The Hero Leads
Welcome, The Hero Leads readers. Thank you for following the link from the book to this page.
(If you don’t have a copy yet, you can find it on Amazon.)
Chapter 8: The Ordeal
In this stage of the Hero’s Journey, you endure the pressure. Your plan has collided with reality. The initial optimism is gone, progress is painfully slow, and resistance is mounting. The goal at this stage is to hold your ground. You must navigate the tension between pushing for results and protecting your team from burnout, all while finding the grit to keep going.
Questions to ask yourself
- Are you leading with clear intention, or are you just managing the chaos?
- What early signs of burnout are you ignoring in yourself and your team?
- When opponents slow you down with irrelevant issues, are you exposing their tactics or suffering in silence?
- Are you holding the mission tight but the method loosely?
- Is your current approach failing, and do you have the courage to pivot the route?
- Are you clinging to a doomed project out of pride, or is it truly time to admit defeat?
Hold the line
Every project begins with optimism. Then reality hits. Plans unravel. Budgets tighten. Your allies get tired. You have entered the Ordeal.

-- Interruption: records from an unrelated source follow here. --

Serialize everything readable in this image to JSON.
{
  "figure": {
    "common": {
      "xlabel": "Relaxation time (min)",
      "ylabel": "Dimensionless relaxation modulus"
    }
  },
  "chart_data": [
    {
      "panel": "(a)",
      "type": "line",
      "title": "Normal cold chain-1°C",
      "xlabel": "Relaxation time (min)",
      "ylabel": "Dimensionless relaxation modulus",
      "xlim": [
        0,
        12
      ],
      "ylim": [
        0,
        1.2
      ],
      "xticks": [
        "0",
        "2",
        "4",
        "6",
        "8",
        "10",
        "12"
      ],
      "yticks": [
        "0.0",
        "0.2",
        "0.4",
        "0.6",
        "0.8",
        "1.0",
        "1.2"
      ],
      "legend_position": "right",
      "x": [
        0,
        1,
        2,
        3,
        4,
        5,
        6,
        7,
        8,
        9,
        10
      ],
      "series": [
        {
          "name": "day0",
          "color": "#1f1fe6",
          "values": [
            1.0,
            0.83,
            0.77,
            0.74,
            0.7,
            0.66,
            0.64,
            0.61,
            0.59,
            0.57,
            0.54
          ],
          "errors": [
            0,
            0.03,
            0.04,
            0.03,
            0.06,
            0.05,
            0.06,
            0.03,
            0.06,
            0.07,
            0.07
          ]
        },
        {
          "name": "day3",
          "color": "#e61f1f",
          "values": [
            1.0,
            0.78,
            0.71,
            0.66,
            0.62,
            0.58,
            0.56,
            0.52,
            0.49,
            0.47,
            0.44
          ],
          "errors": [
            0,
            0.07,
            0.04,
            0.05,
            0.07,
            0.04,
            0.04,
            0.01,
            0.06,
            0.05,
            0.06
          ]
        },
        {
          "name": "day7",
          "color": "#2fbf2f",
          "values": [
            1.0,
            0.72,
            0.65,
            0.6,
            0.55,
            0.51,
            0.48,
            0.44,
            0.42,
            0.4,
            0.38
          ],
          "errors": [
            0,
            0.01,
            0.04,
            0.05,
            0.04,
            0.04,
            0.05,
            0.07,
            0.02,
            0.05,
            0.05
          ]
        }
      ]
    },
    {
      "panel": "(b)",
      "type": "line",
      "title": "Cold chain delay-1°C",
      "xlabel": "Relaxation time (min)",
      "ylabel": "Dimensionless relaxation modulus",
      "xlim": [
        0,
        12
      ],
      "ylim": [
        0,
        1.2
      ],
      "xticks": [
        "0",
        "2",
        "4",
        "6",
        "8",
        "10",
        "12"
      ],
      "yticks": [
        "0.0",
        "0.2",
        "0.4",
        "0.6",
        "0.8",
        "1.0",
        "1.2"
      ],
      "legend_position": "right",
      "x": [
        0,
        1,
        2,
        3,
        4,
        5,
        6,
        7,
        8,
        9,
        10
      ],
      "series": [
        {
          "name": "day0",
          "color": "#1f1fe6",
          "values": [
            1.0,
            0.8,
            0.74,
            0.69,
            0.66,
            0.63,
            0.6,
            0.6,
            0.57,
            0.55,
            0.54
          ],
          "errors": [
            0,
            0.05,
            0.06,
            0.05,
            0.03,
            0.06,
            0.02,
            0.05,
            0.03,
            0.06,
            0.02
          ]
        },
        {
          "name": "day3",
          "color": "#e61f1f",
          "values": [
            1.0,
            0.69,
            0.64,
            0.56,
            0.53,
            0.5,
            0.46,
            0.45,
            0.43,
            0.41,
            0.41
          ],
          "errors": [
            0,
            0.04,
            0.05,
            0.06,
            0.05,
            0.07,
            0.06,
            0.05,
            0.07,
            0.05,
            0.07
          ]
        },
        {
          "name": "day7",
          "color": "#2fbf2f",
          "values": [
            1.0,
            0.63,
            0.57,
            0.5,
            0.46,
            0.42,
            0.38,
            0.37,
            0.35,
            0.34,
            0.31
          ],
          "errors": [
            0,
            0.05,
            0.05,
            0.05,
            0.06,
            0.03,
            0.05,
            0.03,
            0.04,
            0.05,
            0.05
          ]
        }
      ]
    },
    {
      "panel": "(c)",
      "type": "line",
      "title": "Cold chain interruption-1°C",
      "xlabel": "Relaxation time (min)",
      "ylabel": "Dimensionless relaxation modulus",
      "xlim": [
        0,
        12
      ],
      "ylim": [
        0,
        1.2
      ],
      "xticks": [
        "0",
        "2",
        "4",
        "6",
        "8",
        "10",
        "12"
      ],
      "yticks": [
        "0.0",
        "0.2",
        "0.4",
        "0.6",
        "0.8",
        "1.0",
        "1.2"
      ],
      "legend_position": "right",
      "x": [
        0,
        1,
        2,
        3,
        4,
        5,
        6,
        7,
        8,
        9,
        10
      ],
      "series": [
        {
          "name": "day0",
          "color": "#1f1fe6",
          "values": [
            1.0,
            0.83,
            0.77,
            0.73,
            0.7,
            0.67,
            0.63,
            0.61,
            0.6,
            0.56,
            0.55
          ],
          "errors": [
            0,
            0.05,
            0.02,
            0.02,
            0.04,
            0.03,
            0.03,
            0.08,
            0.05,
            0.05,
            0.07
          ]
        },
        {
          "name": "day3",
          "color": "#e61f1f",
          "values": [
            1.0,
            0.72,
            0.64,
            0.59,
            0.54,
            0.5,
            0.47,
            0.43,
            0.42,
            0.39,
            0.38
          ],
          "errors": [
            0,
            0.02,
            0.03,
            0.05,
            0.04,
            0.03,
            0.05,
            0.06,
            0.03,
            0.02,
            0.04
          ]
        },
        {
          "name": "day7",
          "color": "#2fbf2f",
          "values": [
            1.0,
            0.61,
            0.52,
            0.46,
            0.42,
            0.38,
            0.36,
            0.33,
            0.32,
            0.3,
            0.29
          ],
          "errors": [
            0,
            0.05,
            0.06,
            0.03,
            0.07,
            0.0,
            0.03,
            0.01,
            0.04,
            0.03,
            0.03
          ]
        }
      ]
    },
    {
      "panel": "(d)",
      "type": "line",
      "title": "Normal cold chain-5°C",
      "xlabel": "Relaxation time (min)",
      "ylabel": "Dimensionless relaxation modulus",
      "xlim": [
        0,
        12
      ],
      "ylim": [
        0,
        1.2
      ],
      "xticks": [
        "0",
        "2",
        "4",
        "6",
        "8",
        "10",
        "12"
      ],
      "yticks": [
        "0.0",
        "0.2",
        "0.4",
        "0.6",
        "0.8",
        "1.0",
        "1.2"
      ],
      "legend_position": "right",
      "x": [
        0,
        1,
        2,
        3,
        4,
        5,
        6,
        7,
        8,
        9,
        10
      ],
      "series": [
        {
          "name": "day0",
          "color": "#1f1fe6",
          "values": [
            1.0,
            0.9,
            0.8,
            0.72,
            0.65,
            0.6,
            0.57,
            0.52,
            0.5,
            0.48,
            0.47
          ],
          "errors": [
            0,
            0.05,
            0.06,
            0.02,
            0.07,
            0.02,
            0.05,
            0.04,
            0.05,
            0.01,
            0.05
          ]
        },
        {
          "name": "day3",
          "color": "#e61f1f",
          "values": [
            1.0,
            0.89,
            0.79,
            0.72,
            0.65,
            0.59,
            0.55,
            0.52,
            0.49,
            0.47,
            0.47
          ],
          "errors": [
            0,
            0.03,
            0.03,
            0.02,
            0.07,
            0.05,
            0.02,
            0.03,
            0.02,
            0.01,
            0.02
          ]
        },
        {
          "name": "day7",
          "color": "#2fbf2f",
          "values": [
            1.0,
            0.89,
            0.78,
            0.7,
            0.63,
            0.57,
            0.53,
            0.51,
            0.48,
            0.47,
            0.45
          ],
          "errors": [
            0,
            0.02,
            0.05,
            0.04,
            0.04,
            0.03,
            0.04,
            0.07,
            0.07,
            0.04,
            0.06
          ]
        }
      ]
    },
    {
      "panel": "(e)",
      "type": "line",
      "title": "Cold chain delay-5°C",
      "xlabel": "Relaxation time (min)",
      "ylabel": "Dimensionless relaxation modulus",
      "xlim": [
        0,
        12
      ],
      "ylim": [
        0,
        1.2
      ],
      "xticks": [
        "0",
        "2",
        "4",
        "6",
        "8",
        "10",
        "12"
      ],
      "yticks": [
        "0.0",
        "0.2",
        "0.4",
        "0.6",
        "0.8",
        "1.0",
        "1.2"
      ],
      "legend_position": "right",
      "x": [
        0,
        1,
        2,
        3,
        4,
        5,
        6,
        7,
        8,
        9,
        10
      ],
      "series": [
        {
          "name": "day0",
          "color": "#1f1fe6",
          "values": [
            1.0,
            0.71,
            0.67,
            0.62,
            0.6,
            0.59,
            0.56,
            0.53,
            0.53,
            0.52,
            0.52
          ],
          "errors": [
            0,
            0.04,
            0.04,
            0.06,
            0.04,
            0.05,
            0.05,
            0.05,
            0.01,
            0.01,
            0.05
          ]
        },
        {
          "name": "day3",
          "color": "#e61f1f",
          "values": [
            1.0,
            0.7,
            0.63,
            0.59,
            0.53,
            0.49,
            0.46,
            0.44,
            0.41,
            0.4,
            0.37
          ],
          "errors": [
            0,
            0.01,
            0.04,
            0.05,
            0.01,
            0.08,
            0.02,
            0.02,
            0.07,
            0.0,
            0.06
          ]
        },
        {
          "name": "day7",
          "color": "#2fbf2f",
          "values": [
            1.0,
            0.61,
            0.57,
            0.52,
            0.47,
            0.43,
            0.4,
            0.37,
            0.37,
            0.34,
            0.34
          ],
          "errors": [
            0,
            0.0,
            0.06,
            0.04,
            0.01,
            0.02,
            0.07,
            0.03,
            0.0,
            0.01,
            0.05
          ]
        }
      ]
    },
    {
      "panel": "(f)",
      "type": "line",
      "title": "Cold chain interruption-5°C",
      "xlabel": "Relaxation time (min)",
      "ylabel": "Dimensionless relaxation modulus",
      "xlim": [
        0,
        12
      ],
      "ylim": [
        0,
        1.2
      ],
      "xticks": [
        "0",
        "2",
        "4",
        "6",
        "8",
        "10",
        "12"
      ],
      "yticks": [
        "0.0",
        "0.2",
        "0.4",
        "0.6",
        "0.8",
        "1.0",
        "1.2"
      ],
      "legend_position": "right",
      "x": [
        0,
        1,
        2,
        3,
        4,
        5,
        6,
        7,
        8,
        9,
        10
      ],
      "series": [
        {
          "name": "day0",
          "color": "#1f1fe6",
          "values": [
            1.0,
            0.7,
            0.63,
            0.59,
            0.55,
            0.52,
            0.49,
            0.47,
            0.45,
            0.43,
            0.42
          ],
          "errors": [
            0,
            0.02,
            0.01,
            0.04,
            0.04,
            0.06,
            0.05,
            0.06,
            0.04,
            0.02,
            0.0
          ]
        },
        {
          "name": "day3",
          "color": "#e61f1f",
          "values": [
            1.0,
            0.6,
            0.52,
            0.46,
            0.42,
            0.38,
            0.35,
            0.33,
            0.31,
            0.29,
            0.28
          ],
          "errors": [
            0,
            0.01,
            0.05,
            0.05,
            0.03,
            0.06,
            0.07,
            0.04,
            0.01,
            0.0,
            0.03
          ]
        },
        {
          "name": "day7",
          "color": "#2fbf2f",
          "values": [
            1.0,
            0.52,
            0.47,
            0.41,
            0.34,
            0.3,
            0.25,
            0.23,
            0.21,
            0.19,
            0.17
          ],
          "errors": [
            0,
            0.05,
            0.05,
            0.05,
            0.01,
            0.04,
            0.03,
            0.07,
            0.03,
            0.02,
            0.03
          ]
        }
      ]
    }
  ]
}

This is the stretch where progress slows and results do not match the effort. It is tempting to push yourself and your team to the breaking point. You might think relentless pressure is the only way through. It is not. High performance without recovery leads to burnout. You must manage the human burn rate. Push hard when the survival of the mission demands it. Step back and offer support when your people need it.
Lead with intention. Keep the destination stable while remaining flexible on the path. When obstacles block your way, pivot. Change your approach. The tools can change, but the purpose endures. Meanwhile, saboteurs will try to stall you with endless committees and irrelevant details. Expose their tactics. Make their obstructions visible to everyone.
Finally, remember that the journey is a means, not the end. The Ordeal is not your permanent home. When the goal is met, declare victory. If the effort is failing and draining your resources, admit defeat and stop. Quitting the wrong thing takes as much courage as starting the right one.
Are you running the mission, or is the mission running you?